Where to stay in Austria
Austria has a dozen charming villages that offer fantastic runs with some more suited for young children and teens, and others designed to meet the needs of first timers who want time away from crowds. Advanced skiers should head to St Anton in Tyrol for some of the most challenging terrain, while decent baby slopes can be found around Ellmau and the Kaprun portion of Zell am See ski region.
If you’re looking for elegant ski chalets, Austria, first check your priorities. Do you want a catered ski experience with an experienced chef on hand when you come in from a long day’s adventuring? Or do you prefer to check in and out as you please in self-catered accommodation, and save a little more cash for the après ski? In some locations, you’ll also find ski-in ski-out chalets where you can strap on your equipment and head straight out of the door.

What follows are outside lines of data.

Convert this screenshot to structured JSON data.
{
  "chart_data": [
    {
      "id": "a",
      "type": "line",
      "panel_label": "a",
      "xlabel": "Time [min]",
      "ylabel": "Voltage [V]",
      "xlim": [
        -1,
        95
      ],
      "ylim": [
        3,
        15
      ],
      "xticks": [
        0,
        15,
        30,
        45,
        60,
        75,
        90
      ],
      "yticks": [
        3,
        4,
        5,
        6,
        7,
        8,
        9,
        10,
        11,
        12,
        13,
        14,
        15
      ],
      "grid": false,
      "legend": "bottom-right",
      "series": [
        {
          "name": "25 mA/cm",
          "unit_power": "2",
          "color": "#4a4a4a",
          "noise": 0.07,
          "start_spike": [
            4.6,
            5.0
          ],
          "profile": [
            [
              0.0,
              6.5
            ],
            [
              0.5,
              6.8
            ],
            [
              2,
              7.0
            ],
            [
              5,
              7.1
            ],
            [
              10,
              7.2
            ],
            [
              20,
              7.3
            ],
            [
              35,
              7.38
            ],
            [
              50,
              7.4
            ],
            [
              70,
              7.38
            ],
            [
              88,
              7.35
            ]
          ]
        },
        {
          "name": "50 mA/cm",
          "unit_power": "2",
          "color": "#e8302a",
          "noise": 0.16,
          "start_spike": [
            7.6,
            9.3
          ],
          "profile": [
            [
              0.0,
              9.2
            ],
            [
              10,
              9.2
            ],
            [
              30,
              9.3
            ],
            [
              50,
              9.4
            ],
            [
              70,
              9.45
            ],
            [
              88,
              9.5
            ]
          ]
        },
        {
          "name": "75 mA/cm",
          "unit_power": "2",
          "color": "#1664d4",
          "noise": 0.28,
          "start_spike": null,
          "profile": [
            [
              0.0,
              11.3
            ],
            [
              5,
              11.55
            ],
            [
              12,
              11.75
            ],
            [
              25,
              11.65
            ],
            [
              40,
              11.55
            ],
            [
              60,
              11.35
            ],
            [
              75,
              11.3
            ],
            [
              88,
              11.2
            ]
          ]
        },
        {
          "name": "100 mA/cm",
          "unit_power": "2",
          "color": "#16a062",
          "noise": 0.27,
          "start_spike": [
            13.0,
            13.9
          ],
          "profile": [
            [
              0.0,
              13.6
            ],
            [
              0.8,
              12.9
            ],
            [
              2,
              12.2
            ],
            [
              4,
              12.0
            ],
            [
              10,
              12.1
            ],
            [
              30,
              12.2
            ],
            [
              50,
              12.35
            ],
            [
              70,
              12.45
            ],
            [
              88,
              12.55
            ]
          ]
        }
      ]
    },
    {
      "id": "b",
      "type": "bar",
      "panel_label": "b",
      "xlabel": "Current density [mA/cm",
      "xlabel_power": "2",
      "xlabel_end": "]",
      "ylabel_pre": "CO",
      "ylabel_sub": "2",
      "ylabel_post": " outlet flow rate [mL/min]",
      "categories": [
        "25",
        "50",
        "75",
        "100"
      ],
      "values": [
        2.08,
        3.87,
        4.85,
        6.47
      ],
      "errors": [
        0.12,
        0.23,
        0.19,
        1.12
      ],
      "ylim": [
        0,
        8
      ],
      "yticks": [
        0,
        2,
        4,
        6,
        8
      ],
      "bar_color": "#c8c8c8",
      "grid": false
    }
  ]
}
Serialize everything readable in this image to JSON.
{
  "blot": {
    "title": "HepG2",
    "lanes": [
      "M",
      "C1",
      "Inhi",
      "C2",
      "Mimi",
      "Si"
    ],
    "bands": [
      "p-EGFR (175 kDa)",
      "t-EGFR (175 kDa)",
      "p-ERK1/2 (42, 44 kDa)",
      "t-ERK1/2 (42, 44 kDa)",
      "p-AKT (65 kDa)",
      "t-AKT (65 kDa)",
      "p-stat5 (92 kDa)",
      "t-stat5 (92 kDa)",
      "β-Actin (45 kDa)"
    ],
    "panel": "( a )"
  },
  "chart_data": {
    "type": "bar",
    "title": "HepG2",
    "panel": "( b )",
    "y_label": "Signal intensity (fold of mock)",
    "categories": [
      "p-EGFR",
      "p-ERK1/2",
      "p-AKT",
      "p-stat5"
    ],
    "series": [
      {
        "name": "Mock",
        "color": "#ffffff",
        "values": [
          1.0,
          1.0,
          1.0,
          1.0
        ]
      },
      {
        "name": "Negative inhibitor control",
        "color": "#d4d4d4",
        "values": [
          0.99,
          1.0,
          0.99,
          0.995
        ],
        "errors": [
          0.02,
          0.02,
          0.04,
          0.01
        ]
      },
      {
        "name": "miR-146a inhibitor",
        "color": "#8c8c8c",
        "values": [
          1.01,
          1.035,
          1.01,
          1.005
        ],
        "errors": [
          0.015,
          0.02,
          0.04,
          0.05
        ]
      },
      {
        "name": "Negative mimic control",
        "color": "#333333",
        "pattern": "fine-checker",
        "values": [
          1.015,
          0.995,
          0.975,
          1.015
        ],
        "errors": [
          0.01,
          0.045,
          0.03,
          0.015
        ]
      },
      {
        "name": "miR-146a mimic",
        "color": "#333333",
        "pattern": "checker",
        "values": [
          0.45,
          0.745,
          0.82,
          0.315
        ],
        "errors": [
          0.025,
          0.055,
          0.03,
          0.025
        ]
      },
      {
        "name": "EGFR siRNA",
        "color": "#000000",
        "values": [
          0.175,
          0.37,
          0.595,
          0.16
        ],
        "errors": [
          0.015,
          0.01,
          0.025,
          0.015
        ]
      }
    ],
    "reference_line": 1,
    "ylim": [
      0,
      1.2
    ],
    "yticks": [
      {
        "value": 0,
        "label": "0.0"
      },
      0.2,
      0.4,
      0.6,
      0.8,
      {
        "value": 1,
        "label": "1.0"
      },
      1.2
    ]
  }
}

Taking shots out on the slopes
If you love photography, you will not want to miss out on the great opportunities that fellow skiers present. The main variables to watch out for in Austria are dramatic changes in lighting, extreme weather and the speed of the skiers, which can make or break the quality of your photos.
Take the time to make certain that the camera exposure is right – the light bouncing off the snow can cause very overexposed images if you don’t make adjustments. Make a few light meter readings from your skin and allow an extra half or full stop to adjust.
Try to introduce a little contrast when you’re framing shots to avoid a blank expanse of snow but don’t rule out using the flash to illuminate human subjects. The main aim for ski photographers is motion capture, so line up your subjects so that they’re coming towards you to reduce the risk of blur.
Dealing with the weather conditions is a matter of camera care. Crouching at a low angle can for example enable you to take captivating airborne photos of a jumping skier but if your photography gear isn’t properly sealed, it can get damaged even before you start using it. Purchase a rain cover and think about the temperature as well – minus degrees aren’t good for taking photos, so you might want to keep it inside your ski jacket until the last minute.
Whether your passion lies with the most thrilling black runs or your camera, Austria is a great place to see some action on the slopes.